Minggu, 10 September 2017

Berhenti sejenak

Hari ini, tepat 2 minggu saya menikmati waktu istirahat yang diberikan Tuhan. Iya, 2 minggu lalu saya sempat terdampar selama 2 jam di instalasi gawat darurat sebuah rumah sakit di kota Padang. Setelah peristiwa tersebut, praktis kegiatan saya hanya diisi dengan bed rest karena meski sudah minum obat, gastritis tak kunjung membaik. Kondisi yang tidak stabil betul-betul menguras energi saya; stres, kehilangan selera makan, kehilangan 3 kg berat badan dalam 1 minggu pertama, malnutrisi, defisiensi vitamin bahkan infeksi tenggorokan. Ada malam-malam dimana saya sukar tidur karena tangan dan kaki saya kebas, perut kembung dan perih tak berkesudahan. Bahkan saya membatalkan rencana pulang saat Idul Adha. Pernah nekat ke kampus, berujung dengan rasa menyesak di dada. Iya, semua "cuma" karena gastritis.

Akhirnya kedua orang tua saya memutuskan membawa saya pulang. Saya harus ada di bawah pengawasan mereka selama 24 jam. Sebelum pulang, kami sempat menemui seorang internist dengan sub-spesialis bidang digestif. Saya pulang dengan segepok obat yang harus diminum selama beberapa hari. 

Enak dong, istirahat di rumah, dengan kondisi makanan terjamin, bisa bermanja-manja dengan orang tua?
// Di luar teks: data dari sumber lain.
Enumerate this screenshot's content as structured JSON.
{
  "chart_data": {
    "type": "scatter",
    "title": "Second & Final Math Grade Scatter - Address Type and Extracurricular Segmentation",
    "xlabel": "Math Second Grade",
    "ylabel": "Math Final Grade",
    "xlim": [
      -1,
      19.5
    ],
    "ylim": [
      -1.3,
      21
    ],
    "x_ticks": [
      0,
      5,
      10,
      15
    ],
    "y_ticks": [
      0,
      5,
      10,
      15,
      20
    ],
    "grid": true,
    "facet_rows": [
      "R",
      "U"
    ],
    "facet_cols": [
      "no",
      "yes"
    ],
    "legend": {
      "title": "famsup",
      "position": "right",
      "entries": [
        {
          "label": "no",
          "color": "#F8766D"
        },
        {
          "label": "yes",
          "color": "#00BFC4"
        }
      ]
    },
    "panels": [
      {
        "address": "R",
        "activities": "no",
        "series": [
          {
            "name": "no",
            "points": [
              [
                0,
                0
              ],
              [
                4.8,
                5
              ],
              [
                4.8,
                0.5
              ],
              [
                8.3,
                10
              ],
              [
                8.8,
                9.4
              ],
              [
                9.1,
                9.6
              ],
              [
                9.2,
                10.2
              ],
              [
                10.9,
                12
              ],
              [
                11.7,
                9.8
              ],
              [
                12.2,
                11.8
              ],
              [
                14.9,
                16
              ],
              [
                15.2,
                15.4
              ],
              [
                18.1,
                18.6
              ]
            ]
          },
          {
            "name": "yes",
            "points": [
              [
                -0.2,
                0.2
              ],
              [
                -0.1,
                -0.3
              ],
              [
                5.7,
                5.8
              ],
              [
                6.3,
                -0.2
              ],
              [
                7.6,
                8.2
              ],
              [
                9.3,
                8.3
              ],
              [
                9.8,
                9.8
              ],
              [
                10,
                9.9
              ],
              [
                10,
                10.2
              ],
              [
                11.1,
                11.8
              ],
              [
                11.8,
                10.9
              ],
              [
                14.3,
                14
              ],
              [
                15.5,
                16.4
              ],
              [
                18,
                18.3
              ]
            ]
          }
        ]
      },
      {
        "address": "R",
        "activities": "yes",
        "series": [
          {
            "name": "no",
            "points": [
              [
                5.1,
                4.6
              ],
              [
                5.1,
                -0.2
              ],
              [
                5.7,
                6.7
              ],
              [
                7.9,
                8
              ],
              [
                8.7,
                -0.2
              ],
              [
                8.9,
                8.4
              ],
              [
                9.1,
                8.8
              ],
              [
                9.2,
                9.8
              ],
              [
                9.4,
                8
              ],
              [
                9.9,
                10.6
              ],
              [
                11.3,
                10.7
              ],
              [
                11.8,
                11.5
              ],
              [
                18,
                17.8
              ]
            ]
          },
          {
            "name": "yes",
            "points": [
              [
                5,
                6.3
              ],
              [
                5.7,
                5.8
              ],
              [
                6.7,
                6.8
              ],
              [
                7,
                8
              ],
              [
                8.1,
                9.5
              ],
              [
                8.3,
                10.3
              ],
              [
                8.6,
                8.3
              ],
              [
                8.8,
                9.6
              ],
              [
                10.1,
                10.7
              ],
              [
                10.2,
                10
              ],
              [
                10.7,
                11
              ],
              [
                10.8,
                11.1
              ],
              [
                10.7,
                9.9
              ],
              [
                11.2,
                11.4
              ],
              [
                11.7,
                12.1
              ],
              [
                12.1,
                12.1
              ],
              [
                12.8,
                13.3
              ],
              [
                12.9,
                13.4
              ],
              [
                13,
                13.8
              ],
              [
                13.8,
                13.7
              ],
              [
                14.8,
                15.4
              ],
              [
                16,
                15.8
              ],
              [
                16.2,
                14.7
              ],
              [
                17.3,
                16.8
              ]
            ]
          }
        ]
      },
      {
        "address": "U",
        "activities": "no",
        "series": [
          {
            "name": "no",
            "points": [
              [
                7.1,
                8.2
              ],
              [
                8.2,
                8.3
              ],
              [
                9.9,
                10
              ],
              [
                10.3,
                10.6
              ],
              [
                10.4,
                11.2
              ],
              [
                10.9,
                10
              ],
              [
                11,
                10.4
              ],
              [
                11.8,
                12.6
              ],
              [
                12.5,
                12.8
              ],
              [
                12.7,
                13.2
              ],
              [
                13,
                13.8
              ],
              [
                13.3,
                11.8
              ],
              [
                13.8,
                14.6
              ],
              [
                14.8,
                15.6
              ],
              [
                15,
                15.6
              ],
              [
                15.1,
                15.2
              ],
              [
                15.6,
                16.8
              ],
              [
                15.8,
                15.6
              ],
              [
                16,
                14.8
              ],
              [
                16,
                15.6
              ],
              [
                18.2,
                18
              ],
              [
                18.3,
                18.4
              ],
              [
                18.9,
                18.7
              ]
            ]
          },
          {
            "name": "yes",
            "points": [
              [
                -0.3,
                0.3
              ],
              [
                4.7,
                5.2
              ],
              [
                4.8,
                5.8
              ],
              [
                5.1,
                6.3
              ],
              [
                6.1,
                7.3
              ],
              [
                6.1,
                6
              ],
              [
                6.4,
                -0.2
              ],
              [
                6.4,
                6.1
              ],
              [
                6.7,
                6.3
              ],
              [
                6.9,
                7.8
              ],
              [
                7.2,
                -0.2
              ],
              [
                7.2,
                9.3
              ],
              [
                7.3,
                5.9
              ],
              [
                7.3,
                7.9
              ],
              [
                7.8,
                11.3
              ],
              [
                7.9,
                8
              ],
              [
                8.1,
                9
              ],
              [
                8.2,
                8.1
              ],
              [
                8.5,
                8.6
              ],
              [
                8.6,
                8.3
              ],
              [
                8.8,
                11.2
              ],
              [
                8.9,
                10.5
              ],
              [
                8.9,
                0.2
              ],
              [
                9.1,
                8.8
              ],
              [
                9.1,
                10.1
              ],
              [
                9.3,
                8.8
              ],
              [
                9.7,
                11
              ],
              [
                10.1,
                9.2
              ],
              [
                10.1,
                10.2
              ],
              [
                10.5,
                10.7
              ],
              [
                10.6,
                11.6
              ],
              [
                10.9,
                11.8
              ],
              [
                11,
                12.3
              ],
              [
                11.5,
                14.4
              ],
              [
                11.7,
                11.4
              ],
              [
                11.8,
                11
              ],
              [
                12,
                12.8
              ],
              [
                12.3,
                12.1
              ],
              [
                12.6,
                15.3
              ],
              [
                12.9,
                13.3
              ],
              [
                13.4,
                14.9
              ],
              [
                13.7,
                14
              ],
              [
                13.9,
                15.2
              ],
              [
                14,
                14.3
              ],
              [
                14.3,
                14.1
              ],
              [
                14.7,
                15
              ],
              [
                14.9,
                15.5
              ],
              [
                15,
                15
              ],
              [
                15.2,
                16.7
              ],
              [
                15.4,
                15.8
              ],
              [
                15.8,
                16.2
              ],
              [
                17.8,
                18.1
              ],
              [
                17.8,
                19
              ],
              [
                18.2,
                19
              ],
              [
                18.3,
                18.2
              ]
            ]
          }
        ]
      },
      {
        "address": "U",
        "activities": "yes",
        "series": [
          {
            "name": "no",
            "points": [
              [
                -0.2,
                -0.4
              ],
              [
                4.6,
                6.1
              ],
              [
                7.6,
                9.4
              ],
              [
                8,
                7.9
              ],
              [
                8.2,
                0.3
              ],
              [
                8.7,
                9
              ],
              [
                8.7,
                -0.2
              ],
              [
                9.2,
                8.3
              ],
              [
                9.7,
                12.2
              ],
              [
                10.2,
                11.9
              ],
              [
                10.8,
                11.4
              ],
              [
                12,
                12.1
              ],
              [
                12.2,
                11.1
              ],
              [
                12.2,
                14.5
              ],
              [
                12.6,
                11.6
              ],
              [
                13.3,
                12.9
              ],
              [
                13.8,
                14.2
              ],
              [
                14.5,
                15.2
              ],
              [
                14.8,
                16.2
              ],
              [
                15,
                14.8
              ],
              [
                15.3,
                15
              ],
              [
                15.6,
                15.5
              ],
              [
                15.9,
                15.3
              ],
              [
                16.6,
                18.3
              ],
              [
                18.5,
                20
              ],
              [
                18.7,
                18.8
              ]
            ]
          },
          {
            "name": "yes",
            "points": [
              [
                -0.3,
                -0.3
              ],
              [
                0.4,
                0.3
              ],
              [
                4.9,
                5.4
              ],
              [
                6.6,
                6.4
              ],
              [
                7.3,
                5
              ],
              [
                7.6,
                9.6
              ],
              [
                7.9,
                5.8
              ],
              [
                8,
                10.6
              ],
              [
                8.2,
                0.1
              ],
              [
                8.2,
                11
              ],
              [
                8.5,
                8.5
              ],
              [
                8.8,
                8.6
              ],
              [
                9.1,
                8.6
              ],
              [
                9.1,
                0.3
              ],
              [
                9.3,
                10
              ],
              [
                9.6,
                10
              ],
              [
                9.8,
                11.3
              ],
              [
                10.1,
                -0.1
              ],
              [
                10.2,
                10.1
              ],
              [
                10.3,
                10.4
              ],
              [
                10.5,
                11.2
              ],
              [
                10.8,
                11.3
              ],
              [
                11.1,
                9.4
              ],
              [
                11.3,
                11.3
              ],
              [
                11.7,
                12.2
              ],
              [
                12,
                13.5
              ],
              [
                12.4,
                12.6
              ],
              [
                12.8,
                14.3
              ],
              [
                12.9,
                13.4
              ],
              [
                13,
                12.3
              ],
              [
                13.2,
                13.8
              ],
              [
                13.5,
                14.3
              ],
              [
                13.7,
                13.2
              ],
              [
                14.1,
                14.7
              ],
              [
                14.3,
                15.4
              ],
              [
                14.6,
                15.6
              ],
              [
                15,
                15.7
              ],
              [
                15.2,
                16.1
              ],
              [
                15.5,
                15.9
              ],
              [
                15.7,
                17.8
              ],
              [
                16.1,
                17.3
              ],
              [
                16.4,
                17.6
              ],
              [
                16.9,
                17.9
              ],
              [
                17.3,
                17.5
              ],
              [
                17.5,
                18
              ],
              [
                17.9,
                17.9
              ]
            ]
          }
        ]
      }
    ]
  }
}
TIDAK. Itu jawaban mutlak dari saya, PADA AWALNYA.

Loh, kok?

Saya rindu kuliah, saya rindu bertemu dengan teman-teman, berbincang soal hari hingga tugas yang menumpuk. Saya rindu atmosfer semangat belajar di kampus. Ketika Ibu saya memberi ultimatum bahwa saya harus ikut beliau pulang, hati saya berontak. Ya karena masih ingin kuliah dan segila itu saya terhadap pendidikan dan ambisi saya. 

Dulu, ketika masih duduk di bangku kuliah sarjana, saya ini tergolong orang yang suka memaksakan diri. Jika sedang sakit namun masih bisa bangun dari tempat tidur, saya akan tetap ke kampus, meski badan tidak betul-betul fit. Bahkan saat skripsi dan saya mengalami kecelakaan lalu lintas, 3 hari setelah bisa berjalan, saya nekat ke kampus dengan kondisi kaki bengkak dan berjalan pincang. Pernah tidak tidur 24 jam, hipoglikemia, namun siangnya tetap ke kampus untuk ikut ujian tengah semester sembari memegang satu botol teh manis hangat. Iya, saya sekeras kepala itu. 

Lalu, setelah beberapa hari di rumah, obat sudah habis separuh, kondisi membaik. Namun belum stabil. Masih ada masa dimana saya merengek, mengeluh badan kembali tidak enak. Saya kembali harus mengatur ulang waktu kembali ke rantau karena kondisi yang belum stabil.

Sedih? Iya. 
Kenapa? Karena kembali harus menunda menghadiri kelas-kelas. Kembali menunda mimpi.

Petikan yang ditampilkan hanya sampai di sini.